Heavy Beauty © Maarit Kytöharju

Heavy Beauty © Maarit Kytöharju

Das junge finnische Trio Virta verwandelte Telekka mit beeindruckend lautem Drum-Beat-Jazz in eine flimmernde Club-Location.

Nik Bärtsch’s Mobiles Welt der minimalen Patterns ist immer wieder spannend; das geschmackvolle Licht im Pakkahuone unterstützte die hypnotische Reise. Dann ein weiteres, ganz anderes Groove-Erlebnis: New Zion & Hamid Drake beschworen die Geister Jamaikas. Jamie Saft wechselte zwischen Klavier, Rhodes und Orgel, Bassist Brad Jones steuerte jazzige Soli bei, und Hamid Drake stellte seine Drummer-Fähigkeiten voll in den Dienst von Dub und Reggae.

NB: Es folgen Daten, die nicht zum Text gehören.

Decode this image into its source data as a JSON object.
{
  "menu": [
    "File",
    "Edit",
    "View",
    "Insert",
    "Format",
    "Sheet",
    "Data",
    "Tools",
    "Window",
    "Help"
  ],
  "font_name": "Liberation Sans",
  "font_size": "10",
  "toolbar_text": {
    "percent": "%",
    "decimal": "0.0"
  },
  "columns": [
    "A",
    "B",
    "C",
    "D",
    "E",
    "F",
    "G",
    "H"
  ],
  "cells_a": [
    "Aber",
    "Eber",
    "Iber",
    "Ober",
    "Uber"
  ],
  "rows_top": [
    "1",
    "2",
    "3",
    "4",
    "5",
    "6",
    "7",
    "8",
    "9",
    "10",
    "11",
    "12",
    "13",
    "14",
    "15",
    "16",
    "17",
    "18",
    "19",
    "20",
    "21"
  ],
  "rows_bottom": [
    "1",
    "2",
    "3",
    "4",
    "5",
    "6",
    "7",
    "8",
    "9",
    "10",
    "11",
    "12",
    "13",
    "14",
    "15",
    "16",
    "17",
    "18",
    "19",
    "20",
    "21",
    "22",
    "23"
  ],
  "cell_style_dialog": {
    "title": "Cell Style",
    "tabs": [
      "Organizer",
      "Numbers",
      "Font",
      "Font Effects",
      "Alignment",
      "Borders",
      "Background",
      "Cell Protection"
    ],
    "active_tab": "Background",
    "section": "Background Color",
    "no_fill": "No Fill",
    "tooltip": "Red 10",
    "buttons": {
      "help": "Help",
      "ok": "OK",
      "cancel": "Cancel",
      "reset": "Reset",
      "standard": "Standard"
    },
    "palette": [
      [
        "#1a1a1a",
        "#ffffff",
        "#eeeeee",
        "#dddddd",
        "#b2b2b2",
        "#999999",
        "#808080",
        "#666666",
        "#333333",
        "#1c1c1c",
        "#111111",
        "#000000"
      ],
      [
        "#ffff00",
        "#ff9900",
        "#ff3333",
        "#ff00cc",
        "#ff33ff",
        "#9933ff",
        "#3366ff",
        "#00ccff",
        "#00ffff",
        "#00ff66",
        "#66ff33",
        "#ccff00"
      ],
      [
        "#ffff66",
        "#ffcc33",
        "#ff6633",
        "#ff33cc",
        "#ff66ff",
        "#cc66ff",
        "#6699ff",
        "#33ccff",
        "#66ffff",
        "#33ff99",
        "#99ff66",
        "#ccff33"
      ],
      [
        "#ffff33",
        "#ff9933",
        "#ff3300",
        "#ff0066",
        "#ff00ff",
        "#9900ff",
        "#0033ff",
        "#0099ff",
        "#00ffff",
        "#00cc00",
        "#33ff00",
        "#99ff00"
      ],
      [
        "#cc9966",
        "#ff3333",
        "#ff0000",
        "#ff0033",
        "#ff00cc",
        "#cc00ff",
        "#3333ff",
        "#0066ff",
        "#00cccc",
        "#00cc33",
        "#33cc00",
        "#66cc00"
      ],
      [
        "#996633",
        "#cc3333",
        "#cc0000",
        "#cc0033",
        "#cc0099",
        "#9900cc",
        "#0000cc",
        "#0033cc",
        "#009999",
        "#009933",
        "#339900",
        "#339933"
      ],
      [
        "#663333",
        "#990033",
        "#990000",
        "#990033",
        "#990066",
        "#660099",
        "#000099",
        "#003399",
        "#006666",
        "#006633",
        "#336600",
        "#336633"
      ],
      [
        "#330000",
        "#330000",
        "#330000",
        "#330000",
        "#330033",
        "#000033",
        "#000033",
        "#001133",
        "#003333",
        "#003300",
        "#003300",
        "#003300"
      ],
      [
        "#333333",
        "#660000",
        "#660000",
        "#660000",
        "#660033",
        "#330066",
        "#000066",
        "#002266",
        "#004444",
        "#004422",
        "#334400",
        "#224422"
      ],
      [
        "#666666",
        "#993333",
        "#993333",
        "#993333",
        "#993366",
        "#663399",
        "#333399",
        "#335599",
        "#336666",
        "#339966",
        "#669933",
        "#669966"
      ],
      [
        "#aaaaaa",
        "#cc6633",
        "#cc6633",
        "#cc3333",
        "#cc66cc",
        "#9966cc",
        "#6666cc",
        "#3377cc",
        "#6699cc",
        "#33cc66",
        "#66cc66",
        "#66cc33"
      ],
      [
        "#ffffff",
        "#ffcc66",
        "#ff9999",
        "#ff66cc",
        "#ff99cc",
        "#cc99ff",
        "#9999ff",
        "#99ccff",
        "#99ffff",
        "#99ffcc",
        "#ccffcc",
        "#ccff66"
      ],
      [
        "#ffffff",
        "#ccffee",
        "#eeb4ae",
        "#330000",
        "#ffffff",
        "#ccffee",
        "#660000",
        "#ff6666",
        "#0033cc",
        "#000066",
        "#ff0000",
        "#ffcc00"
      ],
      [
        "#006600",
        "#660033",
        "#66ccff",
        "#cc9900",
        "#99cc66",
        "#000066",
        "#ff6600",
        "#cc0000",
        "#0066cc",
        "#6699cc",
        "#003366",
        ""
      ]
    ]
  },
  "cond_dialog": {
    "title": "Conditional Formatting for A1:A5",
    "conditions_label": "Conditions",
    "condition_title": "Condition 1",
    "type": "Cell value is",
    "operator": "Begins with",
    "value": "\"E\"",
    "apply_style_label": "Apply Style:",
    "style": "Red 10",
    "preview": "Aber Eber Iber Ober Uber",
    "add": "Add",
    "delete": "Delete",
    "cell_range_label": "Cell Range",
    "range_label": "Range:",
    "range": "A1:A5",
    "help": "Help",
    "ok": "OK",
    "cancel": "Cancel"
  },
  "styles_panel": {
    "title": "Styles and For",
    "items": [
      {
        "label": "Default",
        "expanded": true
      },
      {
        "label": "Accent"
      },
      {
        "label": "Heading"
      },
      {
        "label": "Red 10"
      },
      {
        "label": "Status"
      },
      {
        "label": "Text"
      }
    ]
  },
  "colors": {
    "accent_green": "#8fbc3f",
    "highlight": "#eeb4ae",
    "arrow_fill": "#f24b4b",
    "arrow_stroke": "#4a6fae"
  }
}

Dhafer Youssefs West-Östlicher Diwan geriet zu einem Fest. Seine Kommunikation mit den Musikern, vor allem mit Schlagzeuger Justin Faulkner, war superb. Der Funke sprang über. Zum guten Schluss noch ein Highlight: die akustische Performance von Lucia Cadotschs Speak Low mit warmen, raffinierten und berührenden Interpretationen von altbekanntem Jazz-, Blues- und Standardmaterial. Die Ideen und Arrangements von Petter Eldh (b) und Otis Sansjö (ts) waren zwingend und zu keiner Zeit vorhersehbar.